Latino and other communities of color are being disproportionately affected by climate change, such as more frequent, intense and extended heatwaves in Phoenix, Las Vegas, Palm Springs and other arid western communities.
A study by researchers at the University of California, Davis and the American University of Beirut last year concluded that poor and Latino neighborhoods in 20 metro regions around the Southwest are several degrees higher on the hottest days, raising the risk of heat-related illness. †
Phoenix, the hottest major city in the US, has had some of the hottest summers in recent years, with a heat wave a year ago pushing the temperature to 118 degrees (48 degrees Celsius).
Earlier this year, the city partnered with the nonprofit American Forests to create the first of 100 “cool corridors” by planting shade trees for pedestrians and bicyclists next to a south Phoenix park named after the late Latino activist Cesar. chavez.
“It’s much hotter here now than when I first moved here,” said Democratic U.S. Representative Ruben Gallego, who lives nearby, as he watched the 259 newly planted drought-resistant elm, ash, sissoo and Chinese pistachio trees. visited.
Gallego, who was born in Chicago and raised there by his Colombian mother, said segregation in Phoenix once forced blacks and Latino residents to live in the south of the city, which meant fewer trees and other investment there.

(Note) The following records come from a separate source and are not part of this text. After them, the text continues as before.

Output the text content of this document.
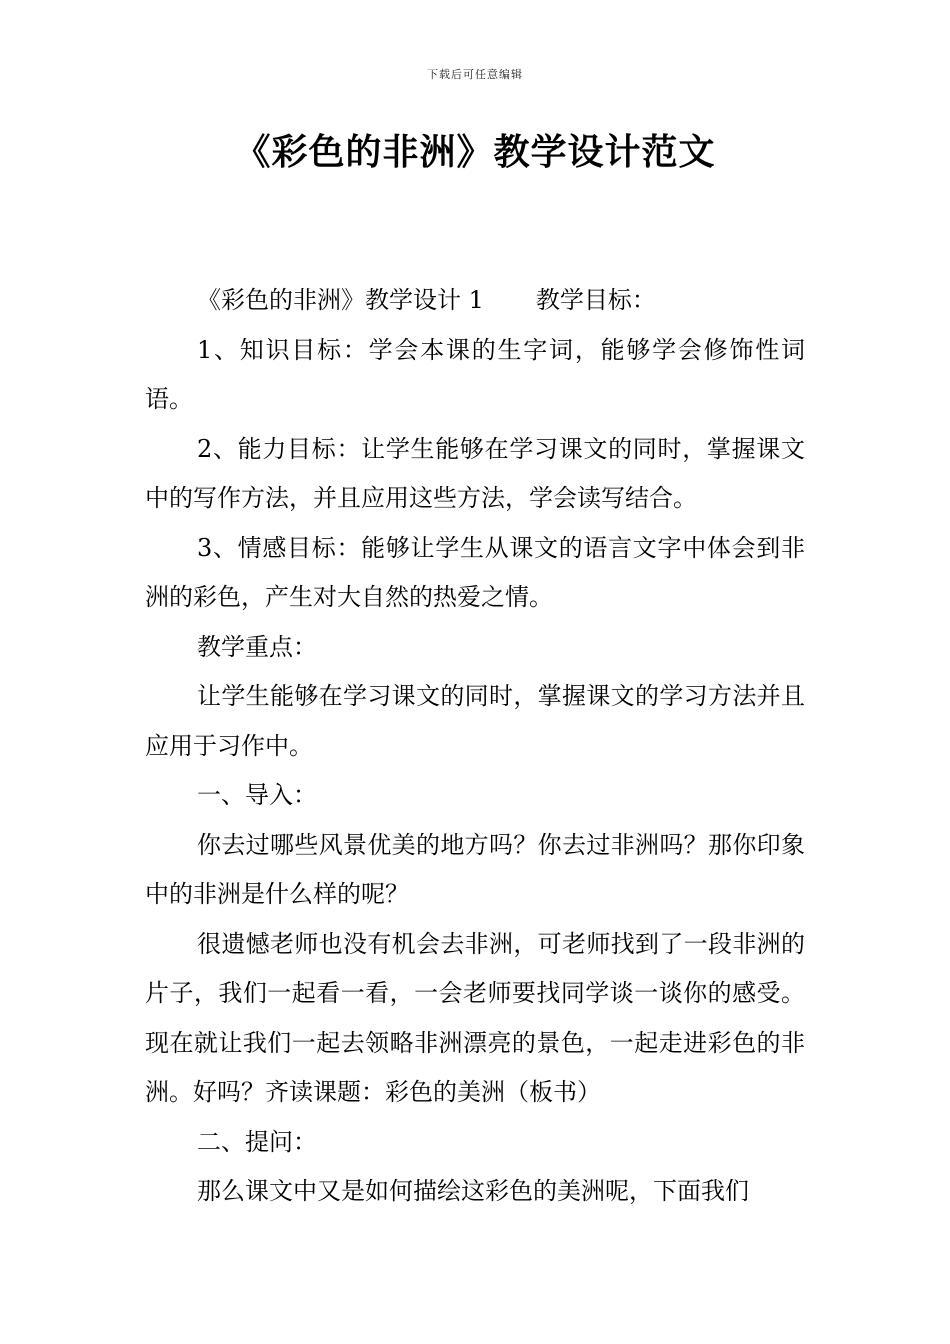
下载后可任意编辑
《彩色的非洲》教学设计范文

《彩色的非洲》教学设计 1 教学目标：

1、知识目标：学会本课的生字词，能够学会修饰性词语。

2、能力目标：让学生能够在学习课文的同时，掌握课文中的写作方法，并且应用这些方法，学会读写结合。

3、情感目标：能够让学生从课文的语言文字中体会到非洲的彩色，产生对大自然的热爱之情。

教学重点：

让学生能够在学习课文的同时，掌握课文的学习方法并且应用于习作中。

一、导入：

你去过哪些风景优美的地方吗？你去过非洲吗？那你印象中的非洲是什么样的呢？

很遗憾老师也没有机会去非洲，可老师找到了一段非洲的片子，我们一起看一看，一会老师要找同学谈一谈你的感受。现在就让我们一起去领略非洲漂亮的景色，一起走进彩色的非洲。好吗？齐读课题：彩色的美洲（板书）

二、提问：

那么课文中又是如何描绘这彩色的美洲呢，下面我们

He has collaborated with fellow Democrat U.S. Representative Bonnie Watson Coleman, of New Jersey, on a bill to create $30 million annually in federal subsidies over several years to alleviate the effects of urban heat, especially in low-income communities of color.
While many Latino activists focus their climate advocacy on their own neighborhoods, teenage Alexandria Villaseñor is bringing activism to the global stage.
Inspired by Swedish activist Greta Thunberg, Villaseñor spent many Fridays in 2019 outside the United Nations headquarters in New York, protesting global inaction against climate change.
Now 17, she co-founded Earth Uprising, a climate change education group.
Climate policy scientist Michael Méndez, author of the book Climate Change from the Streets, said organizing at the grassroots is equally important.
Méndez grew up the son of Mexican immigrants in Los Angeles County’s Fernando Valley, where he saw Latino neighbors battling air pollution and dumping toxic waste.
“It’s not an abstract idea to us,” said Méndez, a lecturer at the University of California, Irvine. “For Latinos, climate change is about how we can protect our families, our children.”